Ce caboulot avait pour tenancier un certain Dumas, que relevait singulièrement, qu'anoblissait presque, dans l'obscure multitude des Dumas, son prénom triomphal d'Alexandre. Or, un jour, une rixe ayant eu lieu chez lui, il fut appelé comme témoin au commissariat de son quartier. Pour rendre hommage à la justice de son pays, il se présenta très correctement vêtu, en habits bourgeois et paré d'une grosse chaîne de montre en or qui lui tombait sur le ventre. La politesse est rarement en usage dans les milieux policiers, où l'on ne distingue pas assez, d'une manière générale, les honnêtes gens des criminels, et les témoins des accusés. Mais, ce jour-là, on put assister à un spectacle aussi curieux que rare. Quand le cafetier, ou plutôt le caboulotier, d'une voix haute et claire, eut décliné son nom, Alexandre Dumas, le secrétaire du commissariat, grand lecteur de romans sans doute, se leva tout d'une pièce et, très respectueusement, salua.

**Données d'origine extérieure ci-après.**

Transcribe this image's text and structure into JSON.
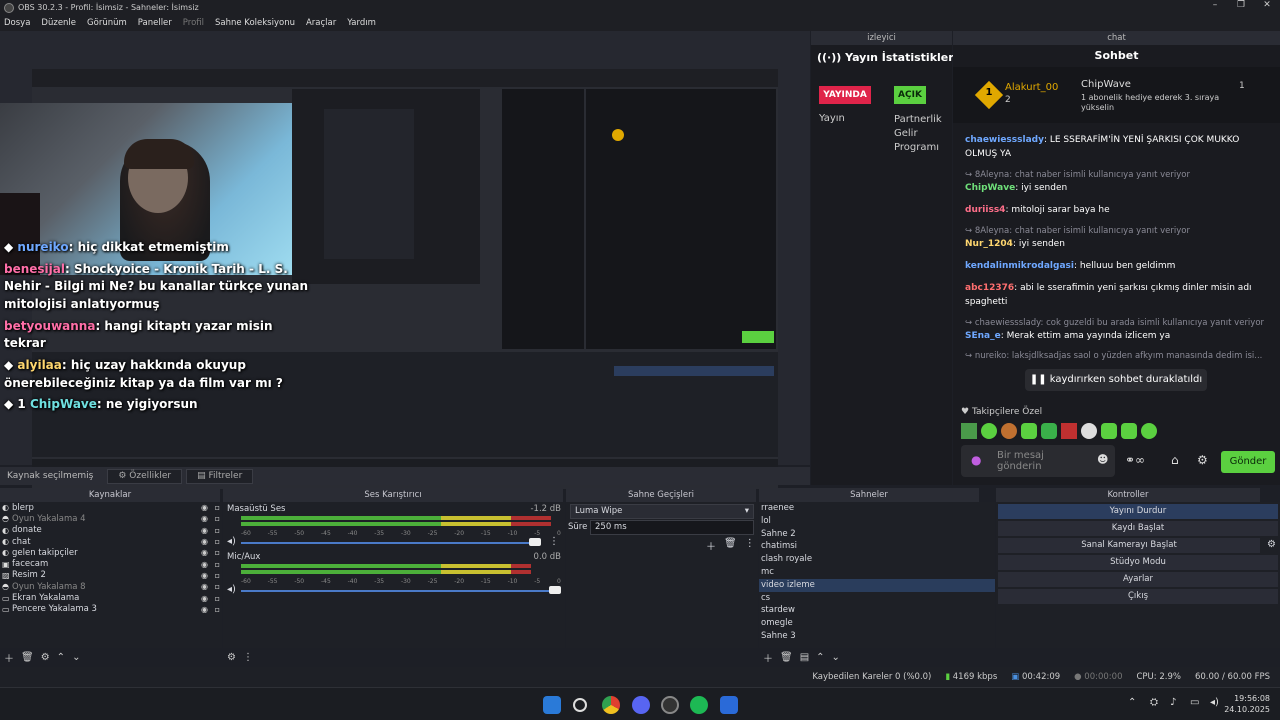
{
  "window": {
    "title": "OBS 30.2.3 - Profil: İsimsiz - Sahneler: İsimsiz",
    "min": "–",
    "max": "❐",
    "close": "✕"
  },
  "menu": [
    "Dosya",
    "Düzenle",
    "Görünüm",
    "Paneller",
    "Profil",
    "Sahne Koleksiyonu",
    "Araçlar",
    "Yardım"
  ],
  "overlay_chat": [
    {
      "badge": "◆",
      "user": "nureiko",
      "text": ": hiç dikkat etmemiştim"
    },
    {
      "badge": "",
      "user": "benesijal",
      "text": ": Shockyoice - Kronik Tarih - L. S."
    },
    {
      "badge": "",
      "user": "",
      "text": "Nehir - Bilgi mi Ne? bu kanallar türkçe yunan"
    },
    {
      "badge": "",
      "user": "",
      "text": "mitolojisi anlatıyormuş"
    },
    {
      "badge": "",
      "user": "betyouwanna",
      "text": ": hangi kitaptı yazar misin"
    },
    {
      "badge": "",
      "user": "",
      "text": "tekrar"
    },
    {
      "badge": "◆",
      "user": "alyilaa",
      "text": ": hiç uzay hakkında okuyup"
    },
    {
      "badge": "",
      "user": "",
      "text": "önerebileceğiniz kitap ya da film var mı ?"
    },
    {
      "badge": "◆ 1",
      "user": "ChipWave",
      "text": ": ne yigiyorsun"
    }
  ],
  "editbar": {
    "no_source": "Kaynak seçilmemiş",
    "props": "Özellikler",
    "filters": "Filtreler"
  },
  "sources": {
    "title": "Kaynaklar",
    "items": [
      {
        "name": "blerp",
        "dim": false
      },
      {
        "name": "Oyun Yakalama 4",
        "dim": true
      },
      {
        "name": "donate",
        "dim": false
      },
      {
        "name": "chat",
        "dim": false
      },
      {
        "name": "gelen takipçiler",
        "dim": false
      },
      {
        "name": "facecam",
        "dim": false
      },
      {
        "name": "Resim 2",
        "dim": false
      },
      {
        "name": "Oyun Yakalama 8",
        "dim": true
      },
      {
        "name": "Ekran Yakalama",
        "dim": false
      },
      {
        "name": "Pencere Yakalama 3",
        "dim": false
      }
    ]
  },
  "mixer": {
    "title": "Ses Karıştırıcı",
    "tracks": [
      {
        "name": "Masaüstü Ses",
        "db": "-1.2 dB",
        "level": 0.97
      },
      {
        "name": "Mic/Aux",
        "db": "0.0 dB",
        "level": 0.86
      }
    ],
    "scale": [
      "-60",
      "-55",
      "-50",
      "-45",
      "-40",
      "-35",
      "-30",
      "-25",
      "-20",
      "-15",
      "-10",
      "-5",
      "0"
    ]
  },
  "transitions": {
    "title": "Sahne Geçişleri",
    "selected": "Luma Wipe",
    "duration_label": "Süre",
    "duration": "250 ms"
  },
  "scenes": {
    "title": "Sahneler",
    "items": [
      "rraenee",
      "lol",
      "Sahne 2",
      "chatimsi",
      "clash royale",
      "mc",
      "video izleme",
      "cs",
      "stardew",
      "omegle",
      "Sahne 3"
    ],
    "selected_index": 6
  },
  "controls": {
    "title": "Kontroller",
    "buttons": [
      "Yayını Durdur",
      "Kaydı Başlat",
      "Sanal Kamerayı Başlat",
      "Stüdyo Modu",
      "Ayarlar",
      "Çıkış"
    ]
  },
  "stats": {
    "dock_title": "izleyici",
    "title": "Yayın İstatistikleri",
    "live": "YAYINDA",
    "open": "AÇIK",
    "label_left": "Yayın",
    "label_right": "Partnerlik Gelir Programı"
  },
  "chat": {
    "dock_title": "chat",
    "title": "Sohbet",
    "top_user": "Alakurt_00",
    "top_rank": "1",
    "top_count": "2",
    "gift_user": "ChipWave",
    "gift_text": "1 abonelik hediye ederek 3. sıraya yükselin",
    "gift_count": "1",
    "messages": [
      {
        "user": "chaewiessslady",
        "color": "#6fa8ff",
        "text": "LE SSERAFİM'İN YENİ ŞARKISI ÇOK MUKKO OLMUŞ YA"
      },
      {
        "system": "8Aleyna: chat naber isimli kullanıcıya yanıt veriyor"
      },
      {
        "user": "ChipWave",
        "color": "#6fe07a",
        "text": "iyi senden"
      },
      {
        "user": "duriiss4",
        "color": "#ff6f8a",
        "text": "mitoloji sarar baya he"
      },
      {
        "system": "8Aleyna: chat naber isimli kullanıcıya yanıt veriyor"
      },
      {
        "user": "Nur_1204",
        "color": "#ffd76f",
        "text": "iyi senden"
      },
      {
        "user": "kendalinmikrodalgasi",
        "color": "#6fa8ff",
        "text": "helluuu ben geldimm"
      },
      {
        "user": "abc12376",
        "color": "#ff6f6f",
        "text": "abi le sserafimin yeni şarkısı çıkmış dinler misin adı spaghetti"
      },
      {
        "system": "chaewiessslady: cok guzeldi bu arada isimli kullanıcıya yanıt veriyor"
      },
      {
        "user": "SEna_e",
        "color": "#6fa8ff",
        "text": "Merak ettim ama yayında izlicem ya"
      },
      {
        "system": "nureiko: laksjdlksadjas saol o yüzden afkyım manasında dedim isi..."
      }
    ],
    "paused": "kaydırırken sohbet duraklatıldı",
    "followers": "Takipçilere Özel",
    "input_placeholder": "Bir mesaj gönderin",
    "send": "Gönder"
  },
  "status": {
    "dropped": "Kaybedilen Kareler 0 (%0.0)",
    "bitrate": "4169 kbps",
    "stream_time": "00:42:09",
    "rec_time": "00:00:00",
    "cpu": "CPU: 2.9%",
    "fps": "60.00 / 60.00 FPS"
  },
  "clock": {
    "time": "19:56:08",
    "date": "24.10.2025"
  }
}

Comme dans ces établissements pour malandrins et purotins les consommations, si elles ne valaient pas grand'chose, coûtaient peu, les bohèmes littéraires de la plus basse catégorie, moitié déchets, moitié épaves, venaient fréquemment y échouer, le gosier sec et la bourse à peu près vide. Ils ne risquaient pas qu'on les débarrassât de leur argent. Ils avaient pris leurs précautions. Ils n'étaient plus volables.

La littérature mène à tout, même à l'hôpital. L'hôpital était l'inévitable aboutissement pour ces malheureux, presque tous vieux ou vieillis, chez lesquels un peu d'orthographe, cent ou cent cinquante vers surnageant dans la mémoire, des succès de collège ou de cénacle, la publication d'une chronique, d'une seule, dans un journal sans lecteurs, et quelque pièce injouable remise jadis à un directeur de théâtre, maintenaient invinciblement de déplorables illusions, conservées dans l'alcool, comme un foetus.

Ces pauvres gens qui, de leurs déceptions, sans jamais se lasser, faisaient des espérances, n'étaient pas heureusement toute la Bohème, ils n'en étaient que la caricature.

Au-dessus d'eux, bien au-dessus, aristocratie de cette plèbe, des jeunes gens, mieux doués, mieux armés, ne considéraient ce dur apprentissage et ce temps d'épreuves que comme un stage.

Naturellement gais, comme tout le monde, ou presque, l'était en ce temps-là, exempts de cette férocité littéraire qu'amènera le progrès des moeurs et qui, alors, n'existait pas ou n'existait guère, ils se résignaient à la misère et à l'obscurité, sans amertume et en souriant. Mais ils se promettaient bien de s'y attarder le moins possible. Ces déménageurs ou ces déménagés à la cloche de bois, ces spécialistes involontaires de la dette et de l'emprunt, n'aspiraient qu'au moment où, bien rentés, ils pourraient, en bons bourgeois des lettres, payer leur terme, régulièrement, ne plus boire, manger ou se vêtir à crédit, et acheter, dans quelque coin de campagne, une maison des champs plus agréable à habiter que la mansarde ou le grenier d'autrefois.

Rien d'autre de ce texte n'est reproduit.